When using a standalone LLM, a user submits a request, such as a question, to the LLM, and the LLM responds with an answer based solely on its training data.
In its most basic form, the following steps happen in a RAG application:
- Retrieval: The user’s request is used to query some outside source of information. This might mean querying a vector store, conducting a keyword search over some text, or querying a SQL database. The goal of the retrieval step is to obtain supporting data that helps the LLM provide a useful response.
- Augmentation: The supporting data from the retrieval step is combined with the user’s request, often using a template with additional formatting and instructions to the LLM, to create a prompt.
- Generation: The resulting prompt is passed to the LLM, and the LLM generates a response to the user’s request.
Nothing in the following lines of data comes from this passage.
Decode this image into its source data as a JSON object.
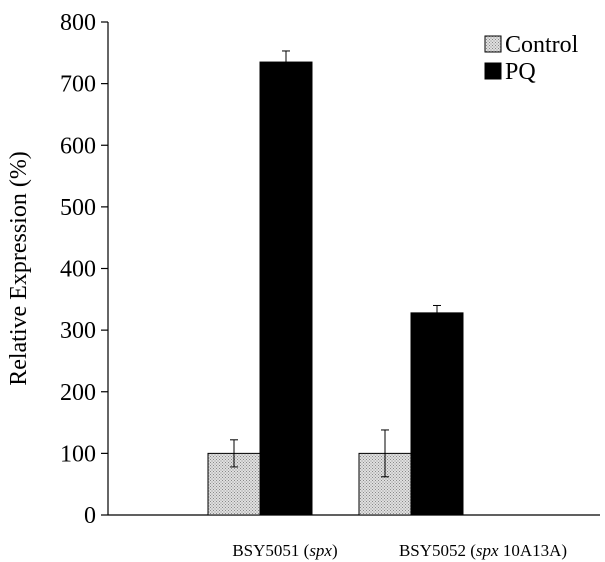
{
  "chart_data": {
    "type": "bar",
    "ylabel": "Relative Expression (%)",
    "ylim": [
      0,
      800
    ],
    "yticks": [
      0,
      100,
      200,
      300,
      400,
      500,
      600,
      700,
      800
    ],
    "categories": [
      {
        "parts": [
          {
            "text": "BSY5051 (",
            "italic": false
          },
          {
            "text": "spx",
            "italic": true
          },
          {
            "text": ")",
            "italic": false
          }
        ]
      },
      {
        "parts": [
          {
            "text": "BSY5052 (",
            "italic": false
          },
          {
            "text": "spx",
            "italic": true
          },
          {
            "text": " 10A13A)",
            "italic": false
          }
        ]
      }
    ],
    "series": [
      {
        "name": "Control",
        "values": [
          100,
          100
        ],
        "errors": [
          22,
          38
        ],
        "color": "#cccccc",
        "pattern": "dots"
      },
      {
        "name": "PQ",
        "values": [
          735,
          328
        ],
        "errors": [
          18,
          12
        ],
        "color": "#000000",
        "pattern": "solid"
      }
    ],
    "legend": {
      "position": "top-right"
    },
    "grid": false
  }
}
This is a simplified overview of the RAG process, but it’s important to note that implementing a RAG application involves many complex tasks. Preprocessing source data to make it suitable for use in RAG, effectively retrieving data, formatting the augmented prompt, and evaluating the generated responses all require careful consideration and effort. These topics will be covered in greater detail in later sections of this guide.
Why use RAG?
The following table outlines the benefits of using RAG versus a stand-alone LLM:
With an LLM alone | Using LLMs with RAG |
---|---|
No proprietary knowledge: LLMs are generally trained on publicly available data, so they cannot accurately answer questions about a company’s internal or proprietary data. | RAG applications can incorporate proprietary data: A RAG application can supply proprietary documents such as memos, emails, and design documents to an LLM, enabling it to answer questions about those documents. |
Knowledge isn’t updated in real time: LLMs do not have access to information about events that occurred after they were trained. For example, a standalone LLM cannot tell you anything about stock movements today. | RAG applications can access real-time data: A RAG application can supply the LLM with timely information from an updated data source, allowing it to provide useful answers about events past its training cutoff date. |
Lack of citations: LLMs cannot cite specific sources of information when responding, leaving the user unable to verify whether the response is factually correct or a hallucination. | RAG can cite sources: When used as part of a RAG application, an LLM can be asked to cite its sources. |
Lack of data access controls (ACLs): LLMs alone can’t reliably provide different answers to different users based on specific user permissions. | RAG allows for data security/ACLs: The retrieval step can be designed to find only the information that the user has credentials to access, enabling a RAG application to selectively retrieve personal or proprietary information. |
Types of RAG
The RAG architecture can work with two types of supporting data:
Structured data | Unstructured data | |
---|---|---|
Definition | Tabular data arranged in rows and columns with a specific schema, for example, tables in a database. | Data without a specific structure or organization, for example, documents that include text and images or multimedia content such as audio or videos. |
Example data sources | - Customer records in a BI or data warehouse system - Transaction data from a SQL database - Data from application APIs (such as SAP, Salesforce, and so on) |
- Customer records in a BI or data warehouse system - Transaction data from a SQL database - Data from application APIs (such as SAP, Salesforce, and so on) - PDFs - Google or Microsoft Office documents - Wikis - Images - Videos |
Your choice of data for RAG depends on your use case. The remainder of the tutorial focuses on RAG for unstructured data.